Jika mereka tak berhasil, berarti mereka tak bisa membaca pola atau tidak beruntung.

Dan manusia, akan berhasil dan juga tidak.

Bogor, 11 November 2023

Benang Merah

Di sini aku, berusaha menjalin benang merah yang melintang pada beberapa pola.

Begitu kusut dan melilit, hampir mustahil untuk mengurainya.

Banyak jalur dengan ratusan simpul, mungkin harus kumulai dari yang termudah.

Kugunakan jarum untuk membantu, tetapi ternyata jariku harus terluka beberapa kali.

Mengapa begitu sulit melihat jalur benang ini?

Mengapa harus mengorbankan kulitku untuk menyelesaikannya semuanya?

Apa aku menyerah saja dan kubuang benang merah itu bersama sisa darahku di sana?

Atau… haruskah kugunakan gunting agar lebih praktis untuk menyelesaikannya?

Bogor, 23 September 2023

Kita

Apakah kita mengenal satu sama lain untuk mengadu siapa yang paling malang?

Apakah kita terlalu menyedihkan untuk memiliki akhir yang bahagia?

Apakah kita terlalu paradoks untuk berada di satu jalur yang konsisten?

Apakah kita terlalu tergesa – gesa dalam menyangkal takdir yang ada?

Apakah kita terlalu munafik untuk menjalani kehidupan di dua poros?

Apakah kita terlalu hina untuk menjalani hidup yang normal?

Apakah kita terlalu gila untuk merasakan warasnya jiwa?

Apakah kita hanya menunggu sesuatu yang sebenarnya hanya ilusi belaka?

Apakah kita hanya menciptakan berbagai adegan yang akan menjadi bahagia yang getir di masa depan?

Apakah kita terlalu delusional dalam mengungkapkan hal yang tak seharusnya ada?

Apakah kita hanya saling menampung beban satu sama lain hingga akhirnya salah satu terbunuh dengan beban itu?

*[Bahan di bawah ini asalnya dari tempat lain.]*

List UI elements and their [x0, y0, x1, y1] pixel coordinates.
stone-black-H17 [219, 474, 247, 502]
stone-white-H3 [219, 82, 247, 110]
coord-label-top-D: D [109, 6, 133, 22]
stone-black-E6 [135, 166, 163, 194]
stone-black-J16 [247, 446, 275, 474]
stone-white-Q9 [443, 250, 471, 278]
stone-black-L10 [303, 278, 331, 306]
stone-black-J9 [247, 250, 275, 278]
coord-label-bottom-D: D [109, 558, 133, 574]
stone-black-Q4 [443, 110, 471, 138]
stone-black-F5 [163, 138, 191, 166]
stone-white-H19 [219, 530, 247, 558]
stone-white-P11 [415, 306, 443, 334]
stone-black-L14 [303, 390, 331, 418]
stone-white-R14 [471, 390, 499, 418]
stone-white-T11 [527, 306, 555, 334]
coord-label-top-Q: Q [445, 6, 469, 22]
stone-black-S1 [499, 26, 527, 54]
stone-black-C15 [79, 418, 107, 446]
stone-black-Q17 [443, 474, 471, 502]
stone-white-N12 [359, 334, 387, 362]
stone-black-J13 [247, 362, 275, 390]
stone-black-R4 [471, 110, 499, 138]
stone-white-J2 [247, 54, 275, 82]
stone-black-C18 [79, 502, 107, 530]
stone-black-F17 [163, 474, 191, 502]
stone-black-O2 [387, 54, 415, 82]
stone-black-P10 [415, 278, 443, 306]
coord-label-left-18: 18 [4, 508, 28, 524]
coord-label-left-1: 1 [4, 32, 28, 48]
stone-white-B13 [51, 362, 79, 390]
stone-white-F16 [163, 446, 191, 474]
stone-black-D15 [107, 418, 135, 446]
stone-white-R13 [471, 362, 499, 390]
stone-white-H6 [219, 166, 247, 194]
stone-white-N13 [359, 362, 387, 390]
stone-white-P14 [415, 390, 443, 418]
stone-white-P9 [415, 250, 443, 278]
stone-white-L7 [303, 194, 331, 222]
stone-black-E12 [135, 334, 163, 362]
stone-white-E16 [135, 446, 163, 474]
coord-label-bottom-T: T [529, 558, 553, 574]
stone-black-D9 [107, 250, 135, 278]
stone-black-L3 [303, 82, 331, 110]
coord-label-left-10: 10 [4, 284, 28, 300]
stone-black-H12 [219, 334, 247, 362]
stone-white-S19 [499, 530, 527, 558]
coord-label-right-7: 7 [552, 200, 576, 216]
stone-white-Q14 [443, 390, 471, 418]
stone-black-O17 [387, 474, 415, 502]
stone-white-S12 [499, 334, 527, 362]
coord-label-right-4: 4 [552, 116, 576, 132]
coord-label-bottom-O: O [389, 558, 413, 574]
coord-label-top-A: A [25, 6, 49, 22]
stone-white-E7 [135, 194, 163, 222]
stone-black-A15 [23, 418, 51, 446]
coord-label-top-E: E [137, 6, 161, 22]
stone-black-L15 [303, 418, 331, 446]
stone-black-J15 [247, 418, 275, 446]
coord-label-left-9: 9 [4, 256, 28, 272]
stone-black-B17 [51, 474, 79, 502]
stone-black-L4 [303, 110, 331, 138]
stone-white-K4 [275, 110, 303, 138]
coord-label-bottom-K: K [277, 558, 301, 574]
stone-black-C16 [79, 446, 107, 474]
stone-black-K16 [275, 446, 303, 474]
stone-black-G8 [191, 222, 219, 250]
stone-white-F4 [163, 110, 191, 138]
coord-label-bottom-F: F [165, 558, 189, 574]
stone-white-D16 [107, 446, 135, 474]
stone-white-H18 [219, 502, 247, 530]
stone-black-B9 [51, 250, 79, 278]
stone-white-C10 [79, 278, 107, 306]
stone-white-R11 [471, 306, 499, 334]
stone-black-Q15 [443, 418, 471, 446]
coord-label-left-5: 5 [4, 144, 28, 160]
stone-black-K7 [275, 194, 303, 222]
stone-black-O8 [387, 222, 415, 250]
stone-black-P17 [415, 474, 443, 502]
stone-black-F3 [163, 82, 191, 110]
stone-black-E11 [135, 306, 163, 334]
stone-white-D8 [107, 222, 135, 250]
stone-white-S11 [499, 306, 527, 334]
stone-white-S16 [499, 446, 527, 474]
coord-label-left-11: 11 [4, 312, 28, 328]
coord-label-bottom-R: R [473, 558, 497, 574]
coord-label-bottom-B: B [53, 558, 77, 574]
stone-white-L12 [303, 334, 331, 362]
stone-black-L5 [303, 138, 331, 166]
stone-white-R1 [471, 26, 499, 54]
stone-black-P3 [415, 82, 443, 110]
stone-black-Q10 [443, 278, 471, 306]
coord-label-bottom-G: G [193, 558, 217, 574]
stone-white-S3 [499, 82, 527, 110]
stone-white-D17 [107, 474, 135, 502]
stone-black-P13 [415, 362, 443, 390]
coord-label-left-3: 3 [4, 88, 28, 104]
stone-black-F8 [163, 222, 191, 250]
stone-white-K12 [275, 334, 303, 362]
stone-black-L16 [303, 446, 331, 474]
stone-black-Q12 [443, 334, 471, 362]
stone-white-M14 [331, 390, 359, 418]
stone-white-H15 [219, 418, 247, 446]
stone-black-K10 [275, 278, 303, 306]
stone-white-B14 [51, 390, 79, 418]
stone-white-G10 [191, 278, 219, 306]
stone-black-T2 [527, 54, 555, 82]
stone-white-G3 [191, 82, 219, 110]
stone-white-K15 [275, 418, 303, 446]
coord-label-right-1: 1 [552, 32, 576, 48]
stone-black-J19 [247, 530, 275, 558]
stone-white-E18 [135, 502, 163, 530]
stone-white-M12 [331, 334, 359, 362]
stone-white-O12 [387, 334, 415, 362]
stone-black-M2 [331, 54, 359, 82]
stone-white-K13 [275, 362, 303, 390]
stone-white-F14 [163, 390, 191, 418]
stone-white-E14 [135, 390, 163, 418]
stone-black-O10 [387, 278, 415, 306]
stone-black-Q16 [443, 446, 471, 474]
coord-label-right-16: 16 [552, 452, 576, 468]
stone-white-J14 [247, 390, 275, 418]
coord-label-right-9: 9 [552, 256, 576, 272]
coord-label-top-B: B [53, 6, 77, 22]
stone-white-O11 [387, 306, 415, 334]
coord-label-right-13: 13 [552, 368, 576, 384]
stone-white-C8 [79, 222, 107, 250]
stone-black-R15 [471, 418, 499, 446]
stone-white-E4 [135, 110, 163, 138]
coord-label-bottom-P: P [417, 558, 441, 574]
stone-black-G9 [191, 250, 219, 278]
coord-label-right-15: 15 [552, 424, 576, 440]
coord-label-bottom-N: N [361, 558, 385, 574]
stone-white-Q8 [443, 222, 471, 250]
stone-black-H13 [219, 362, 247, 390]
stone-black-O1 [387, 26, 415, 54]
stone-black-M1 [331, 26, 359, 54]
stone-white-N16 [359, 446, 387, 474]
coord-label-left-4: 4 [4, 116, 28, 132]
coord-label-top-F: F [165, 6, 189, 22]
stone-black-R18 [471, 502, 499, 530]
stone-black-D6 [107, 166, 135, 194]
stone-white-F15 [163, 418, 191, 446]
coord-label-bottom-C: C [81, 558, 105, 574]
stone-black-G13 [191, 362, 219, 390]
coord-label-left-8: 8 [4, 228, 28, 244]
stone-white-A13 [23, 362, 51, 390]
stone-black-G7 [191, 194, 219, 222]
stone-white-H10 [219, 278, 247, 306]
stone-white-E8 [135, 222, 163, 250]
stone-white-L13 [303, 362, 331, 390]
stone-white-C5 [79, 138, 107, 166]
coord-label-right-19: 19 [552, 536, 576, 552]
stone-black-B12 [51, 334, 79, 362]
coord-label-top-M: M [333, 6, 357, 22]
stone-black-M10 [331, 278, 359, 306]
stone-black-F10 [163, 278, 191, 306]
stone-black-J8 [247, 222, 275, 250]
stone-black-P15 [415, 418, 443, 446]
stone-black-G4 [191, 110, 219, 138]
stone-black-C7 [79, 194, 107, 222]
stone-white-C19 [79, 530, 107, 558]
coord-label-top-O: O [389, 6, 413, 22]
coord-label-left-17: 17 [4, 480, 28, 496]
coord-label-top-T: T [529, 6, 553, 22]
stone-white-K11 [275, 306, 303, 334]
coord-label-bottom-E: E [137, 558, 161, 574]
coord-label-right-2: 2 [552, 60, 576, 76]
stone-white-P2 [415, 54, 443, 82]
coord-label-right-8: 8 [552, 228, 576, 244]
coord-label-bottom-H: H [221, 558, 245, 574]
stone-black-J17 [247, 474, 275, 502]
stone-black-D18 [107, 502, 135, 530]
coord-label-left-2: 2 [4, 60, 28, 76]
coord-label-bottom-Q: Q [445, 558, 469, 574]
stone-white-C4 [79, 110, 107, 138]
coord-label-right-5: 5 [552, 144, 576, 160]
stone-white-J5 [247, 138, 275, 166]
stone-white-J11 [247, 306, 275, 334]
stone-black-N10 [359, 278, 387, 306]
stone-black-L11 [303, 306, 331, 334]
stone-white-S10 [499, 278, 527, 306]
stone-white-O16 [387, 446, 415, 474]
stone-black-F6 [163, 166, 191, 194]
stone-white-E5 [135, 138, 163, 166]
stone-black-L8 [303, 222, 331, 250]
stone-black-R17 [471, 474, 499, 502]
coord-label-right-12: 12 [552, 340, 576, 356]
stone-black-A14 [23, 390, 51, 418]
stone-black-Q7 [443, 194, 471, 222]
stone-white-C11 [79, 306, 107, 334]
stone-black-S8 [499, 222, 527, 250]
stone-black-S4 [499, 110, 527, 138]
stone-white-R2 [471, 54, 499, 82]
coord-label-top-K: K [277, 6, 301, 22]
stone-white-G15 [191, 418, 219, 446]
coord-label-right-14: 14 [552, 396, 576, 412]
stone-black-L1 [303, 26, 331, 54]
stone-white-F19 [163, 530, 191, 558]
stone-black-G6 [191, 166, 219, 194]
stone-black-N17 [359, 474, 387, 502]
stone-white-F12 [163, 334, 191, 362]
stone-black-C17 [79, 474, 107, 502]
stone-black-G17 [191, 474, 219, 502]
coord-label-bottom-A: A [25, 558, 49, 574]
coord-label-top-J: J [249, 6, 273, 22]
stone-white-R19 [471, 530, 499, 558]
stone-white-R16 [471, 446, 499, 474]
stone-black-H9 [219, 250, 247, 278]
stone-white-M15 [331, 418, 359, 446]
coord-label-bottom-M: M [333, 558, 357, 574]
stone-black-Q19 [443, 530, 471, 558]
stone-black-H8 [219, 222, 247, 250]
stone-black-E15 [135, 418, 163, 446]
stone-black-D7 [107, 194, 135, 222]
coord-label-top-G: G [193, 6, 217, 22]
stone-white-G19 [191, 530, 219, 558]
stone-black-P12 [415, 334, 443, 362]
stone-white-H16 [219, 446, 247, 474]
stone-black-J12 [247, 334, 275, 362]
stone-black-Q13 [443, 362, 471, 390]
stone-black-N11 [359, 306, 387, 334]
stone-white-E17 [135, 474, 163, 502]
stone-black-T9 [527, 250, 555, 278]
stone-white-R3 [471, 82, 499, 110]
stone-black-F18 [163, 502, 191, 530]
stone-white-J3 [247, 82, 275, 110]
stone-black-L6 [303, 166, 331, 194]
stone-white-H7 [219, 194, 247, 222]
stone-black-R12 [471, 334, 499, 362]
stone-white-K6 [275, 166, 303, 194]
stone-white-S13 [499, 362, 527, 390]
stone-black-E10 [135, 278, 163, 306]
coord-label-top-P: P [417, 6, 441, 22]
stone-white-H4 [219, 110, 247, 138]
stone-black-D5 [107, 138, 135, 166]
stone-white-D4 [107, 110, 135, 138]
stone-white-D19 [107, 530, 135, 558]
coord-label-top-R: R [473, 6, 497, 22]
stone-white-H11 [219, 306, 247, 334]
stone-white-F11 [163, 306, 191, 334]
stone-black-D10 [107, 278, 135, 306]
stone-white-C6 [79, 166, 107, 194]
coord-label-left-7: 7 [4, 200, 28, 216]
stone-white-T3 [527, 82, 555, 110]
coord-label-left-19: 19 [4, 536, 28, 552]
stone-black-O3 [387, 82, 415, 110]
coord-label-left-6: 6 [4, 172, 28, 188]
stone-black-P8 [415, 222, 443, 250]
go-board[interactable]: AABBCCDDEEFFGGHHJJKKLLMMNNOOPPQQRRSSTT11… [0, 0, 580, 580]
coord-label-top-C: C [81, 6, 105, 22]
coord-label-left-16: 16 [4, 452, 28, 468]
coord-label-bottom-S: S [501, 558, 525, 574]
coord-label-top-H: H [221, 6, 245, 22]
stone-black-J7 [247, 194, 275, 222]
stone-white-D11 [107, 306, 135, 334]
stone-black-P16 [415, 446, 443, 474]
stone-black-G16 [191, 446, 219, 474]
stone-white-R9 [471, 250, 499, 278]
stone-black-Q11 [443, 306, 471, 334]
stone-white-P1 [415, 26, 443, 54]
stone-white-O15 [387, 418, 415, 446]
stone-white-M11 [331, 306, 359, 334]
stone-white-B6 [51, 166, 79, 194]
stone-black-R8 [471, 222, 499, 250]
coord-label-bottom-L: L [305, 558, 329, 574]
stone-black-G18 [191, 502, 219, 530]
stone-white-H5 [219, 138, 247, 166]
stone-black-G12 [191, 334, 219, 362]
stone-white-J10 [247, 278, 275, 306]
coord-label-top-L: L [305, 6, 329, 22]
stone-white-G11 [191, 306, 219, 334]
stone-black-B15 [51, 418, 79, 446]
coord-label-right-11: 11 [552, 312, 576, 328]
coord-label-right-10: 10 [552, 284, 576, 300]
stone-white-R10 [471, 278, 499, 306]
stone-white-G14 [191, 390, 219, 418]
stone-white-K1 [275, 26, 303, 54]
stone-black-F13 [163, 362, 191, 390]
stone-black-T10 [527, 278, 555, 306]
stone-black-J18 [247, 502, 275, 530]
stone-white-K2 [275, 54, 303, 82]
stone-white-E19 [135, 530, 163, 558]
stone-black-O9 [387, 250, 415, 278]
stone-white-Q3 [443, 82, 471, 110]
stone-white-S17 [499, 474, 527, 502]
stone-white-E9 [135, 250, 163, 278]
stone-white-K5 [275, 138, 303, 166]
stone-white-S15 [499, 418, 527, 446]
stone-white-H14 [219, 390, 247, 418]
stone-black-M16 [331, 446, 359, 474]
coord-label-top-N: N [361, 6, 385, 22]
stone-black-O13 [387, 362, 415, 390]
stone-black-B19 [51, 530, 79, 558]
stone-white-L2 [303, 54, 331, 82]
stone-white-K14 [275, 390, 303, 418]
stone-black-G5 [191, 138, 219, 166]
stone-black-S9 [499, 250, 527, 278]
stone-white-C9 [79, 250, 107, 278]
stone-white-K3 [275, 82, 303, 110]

Apakah kita akan terus berlanjut hingga titik darah penghabisan?

Apakah kita akan tidur bersama di liang lahat yang bersebelahan?

Bogor, 14 September 2023

Jakarta

Gelapnya malam dan terangnya gedung tinggi Ibukota menghiasi akhir hari yang berangin lembut.

Sekumpulan pekerja yang sengaja pulang larut, menghibur diri melalui secangkir kopi dan tawa canda teman sejawat.

Lalu lalang kendaraan mulai menyepi di penghujung dua puluh empat jam.

Sederet komunitas beraktifitas menjelang pergantian tanggal.

Tunawisma tidur beratapkan langit di bangku – bangku taman.

Kereta terakhir menjadi batas waktu perpindahan manusia Jabodetabek.

Setiap stasiun tersinggahi dan menjadi tempat pertama dan terakhir pertemuan hari.

Berjalan menyusuri kota yang begitu hidup di tengah malam.

Menapaki kembali jejak yang pernah terukir di masa lampau.

Mereka ulang adegan manis yang terekam di memori.

Meresapi euforia rasa yang menggebu – gebu, lagi dan lagi.

Bersamanya, yang kini sedang menggenggam tanganku erat di rangkulannya.